At Children's Hospital in Boston in the 1990s, the surgeon-scientist Judah Folkman demonstrated that certain activated signaling pathways within cancer cells, ras among them, could also induce neighboring blood vessels to grow. A tumor could thus "acquire" its own blood supply by insidiously inciting a network of blood vessels around itself and then growing, in grape like clusters, around those blood vessels, a phenomenon that Folkman called tumor angiogenesis. Folkman's Harvard colleague Stan Korsmeyer found other activated pathways in cancer cells, originating in mutated genes, that also blocked cell death, thus imbuing cancer cells with the capacity to resist signals. Other pathways allowed cancer cells to acquire motility, the capacity to move from one tissue to another - initiating metastasis. Yet other gene cascades increased cell survival in hostile environments, such that cancer cells traveling through the bloodstream could invade other organs and not be rejected or destroyed in environments not designed for survival."


The BRCA2 gene is discovery. It is a tumor suppressor which, if mutated, increase the risk of breast cancer.


The discovery of the Philadelphia chromosome and the subsequent discovery of Bcr-abl triggered a cascade of events along a signaling pathway with the cell. In normal cells the two separate genes were carefully regulated, but when they were fused, the result was a highly overactive kinase that signaled cells to divide continually. Humans normally make about 500 different kinases which regulate a wide variety of cellular pathways. By tagging specific proteins with a phosphate, they basically switch a pathway on or off. Scientists at the Ciba-Geigy pharmaceutical company in Basel, Switzerland began trying to synthesize drugs that could inhibit these kinases by binding to the protein and blocking its kinase activity. By the early 1990s they had created dozens of them. These compounds were also found to have specificity, meaning that one drug might block the "abl" kinase but not block the "src" kinase. An oncologist at Dana-Farber Cancer Center was able to obtain CGP57148, a kinase blocker that was specific for Bcr-abl. When the drug was added to chronic myelogenous leukemia (CML) cells growing in the lab, the cells died overnight. And the drug (Gleevec) was given to mice that had tumors from implanted CML, the tumors regressed in days, but normal cells were undamaged.


Licensing of Gleevec - Ciba-Geigy merged with Sandoz to form Novartis, but Novartis was reluctant to begin clinical trials for Gleevec, mainly out of concern that the cost of the trials would be prohibitive given the relatively small market for the drug. Eventually, they agreed to make a small amount of the drug and tested an initial group of 54 patients, 53 of whom responded with prompt remissions which were usually long lasting. The drug, now called Gleevec, has become the standard of care for patients with CML. It was licensed in 2001.

From The Emperor of All Maladies:


"Gleevec opened a new door for cancer therapeutics. The rational synthesis of a molecule to kill cancer cells - a drug designed to specifically inactivate an oncogene...."
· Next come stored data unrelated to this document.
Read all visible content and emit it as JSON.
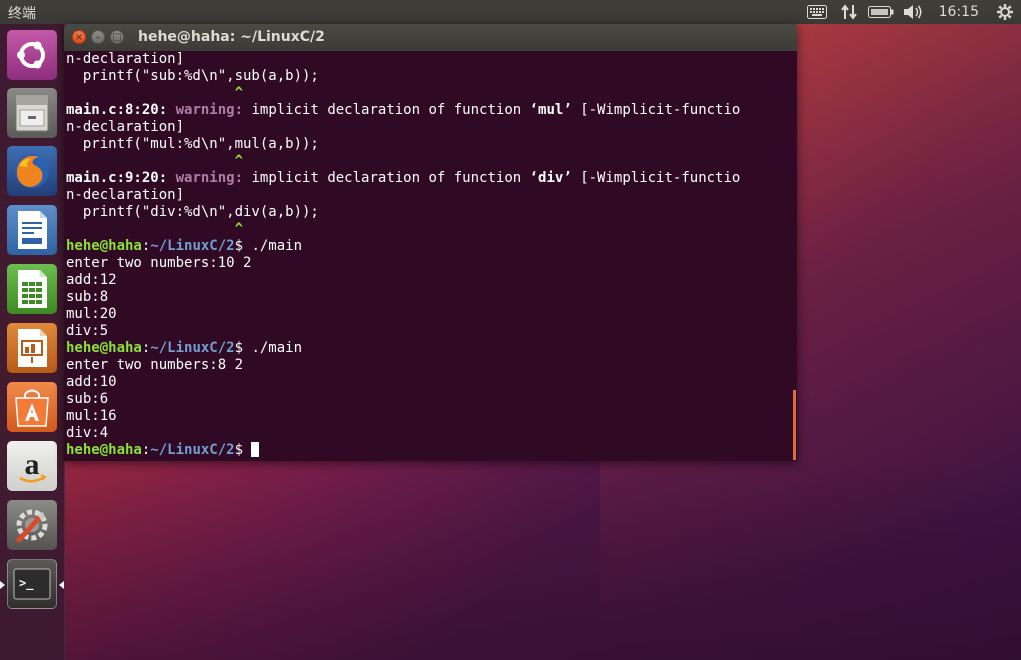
{
  "top_panel": {
    "app_title": "终端",
    "clock": "16:15",
    "indicators": [
      "keyboard-icon",
      "network-icon",
      "battery-icon",
      "volume-icon"
    ],
    "settings_icon": "gear-icon"
  },
  "launcher": {
    "items": [
      {
        "name": "ubuntu-dash",
        "icon": "ubuntu-logo-icon"
      },
      {
        "name": "files",
        "icon": "file-cabinet-icon"
      },
      {
        "name": "firefox",
        "icon": "firefox-icon"
      },
      {
        "name": "libreoffice-writer",
        "icon": "writer-icon"
      },
      {
        "name": "libreoffice-calc",
        "icon": "calc-icon"
      },
      {
        "name": "libreoffice-impress",
        "icon": "impress-icon"
      },
      {
        "name": "ubuntu-software",
        "icon": "shopping-bag-icon"
      },
      {
        "name": "amazon",
        "icon": "amazon-icon"
      },
      {
        "name": "system-settings",
        "icon": "settings-wrench-icon"
      },
      {
        "name": "terminal",
        "icon": "terminal-icon"
      }
    ],
    "amazon_letter": "a",
    "terminal_glyph": ">_"
  },
  "window": {
    "title": "hehe@haha: ~/LinuxC/2",
    "close_glyph": "×",
    "min_glyph": "–",
    "max_glyph": "□"
  },
  "terminal": {
    "l1": "n-declaration]",
    "l2": "  printf(\"sub:%d\\n\",sub(a,b));",
    "l3": "                    ^",
    "w1_loc": "main.c:8:20:",
    "w_label": "warning:",
    "w1_text_a": " implicit declaration of function ",
    "w1_fn": "‘mul’",
    "w1_text_b": " [-Wimplicit-functio",
    "l5": "n-declaration]",
    "l6": "  printf(\"mul:%d\\n\",mul(a,b));",
    "l7": "                    ^",
    "w2_loc": "main.c:9:20:",
    "w2_fn": "‘div’",
    "l9": "n-declaration]",
    "l10": "  printf(\"div:%d\\n\",div(a,b));",
    "l11": "                    ^",
    "prompt_user": "hehe@haha",
    "prompt_sep": ":",
    "prompt_path": "~/LinuxC/2",
    "prompt_dollar": "$ ",
    "cmd": "./main",
    "run1": [
      "enter two numbers:10 2",
      "add:12",
      "sub:8",
      "mul:20",
      "div:5"
    ],
    "run2": [
      "enter two numbers:8 2",
      "add:10",
      "sub:6",
      "mul:16",
      "div:4"
    ]
  },
  "colors": {
    "terminal_bg": "#300a24",
    "prompt_user": "#8ae234",
    "prompt_path": "#729fcf",
    "warning": "#ad7fa8",
    "scrollbar": "#e06c3c"
  }
}
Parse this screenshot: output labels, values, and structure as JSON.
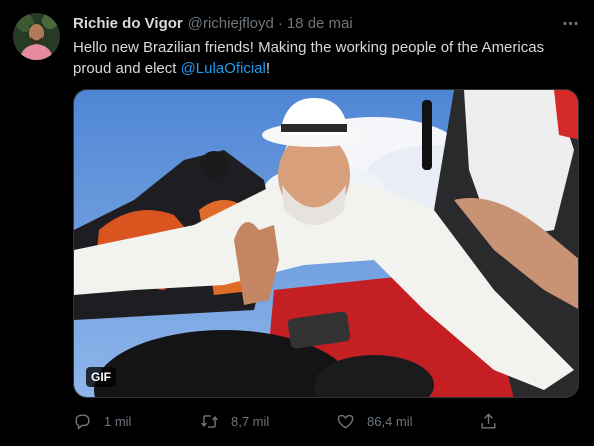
{
  "tweet": {
    "display_name": "Richie do Vigor",
    "handle": "@richiejfloyd",
    "separator": "·",
    "timestamp": "18 de mai",
    "text_part1": "Hello new Brazilian friends! Making the working people of the Americas proud and elect ",
    "mention": "@LulaOficial",
    "text_part2": "!",
    "media_badge": "GIF"
  },
  "actions": {
    "reply_count": "1 mil",
    "retweet_count": "8,7 mil",
    "like_count": "86,4 mil"
  },
  "icons": {
    "more": "more-horizontal-icon",
    "reply": "reply-icon",
    "retweet": "retweet-icon",
    "like": "heart-icon",
    "share": "share-icon"
  },
  "colors": {
    "background": "#000000",
    "text": "#d9d9d9",
    "muted": "#6e767d",
    "link": "#1d9bf0"
  }
}
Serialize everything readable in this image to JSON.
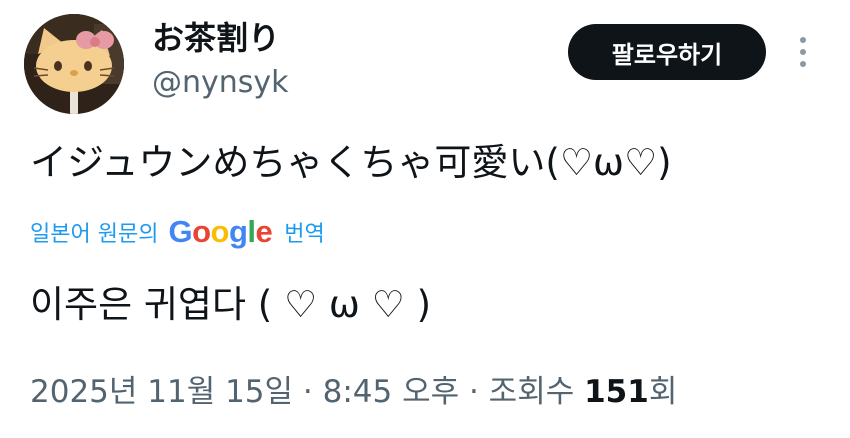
{
  "user": {
    "display_name": "お茶割り",
    "handle": "@nynsyk",
    "avatar_icon": "hello-kitty-avatar-icon"
  },
  "actions": {
    "follow_label": "팔로우하기",
    "more_icon": "vertical-ellipsis-icon"
  },
  "tweet": {
    "text": "イジュウンめちゃくちゃ可愛い(♡ω♡)"
  },
  "translation": {
    "label_prefix": "일본어 원문의",
    "provider": "Google",
    "label_suffix": "번역",
    "text": "이주은 귀엽다 ( ♡ ω ♡ )"
  },
  "meta": {
    "date_time": "2025년 11월 15일 · 8:45 오후 · 조회수",
    "views_count": "151",
    "views_suffix": "회"
  },
  "colors": {
    "follow_bg": "#0f1419",
    "link": "#1d9bf0",
    "secondary_text": "#536471",
    "google_blue": "#4285F4",
    "google_red": "#EA4335",
    "google_yellow": "#FBBC05",
    "google_green": "#34A853"
  }
}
Unfortunately, some CML patients treated with Gleevec eventually developed cancer cells that were resistant to the drug. These cells had acquired a mutation that altered the structure of the Bcr-abl in such a way that Gleevec would no longer bind to it, although it was still able to switch on cell division. However, in 2005 a second drug was developed that was able to bind to Gleevec-resistant Bcr-abl. The new drug is called dasatinib, and it was able to induce remission in Gleevec-resistant cases. Since then, many more cancer-targeted drugs have been developed. These drugs differ from the original chemotherapeutic drugs in that the newer drugs target cancer cells in a highly specific way that is custom-designed to neutralize the defect in the cancer cells. This highly specific attack means that normal cells are unaffected, resulting in far fewer side effects.


Declining Mortality from Cancer

A number of authors recognized that the mortality rates for some of the major forms of lung cancer, including lung, breast, colon, and prostate, had been slowly, but steadily declining over the past 15 years. The reasons for the decline differed among the major cancer types.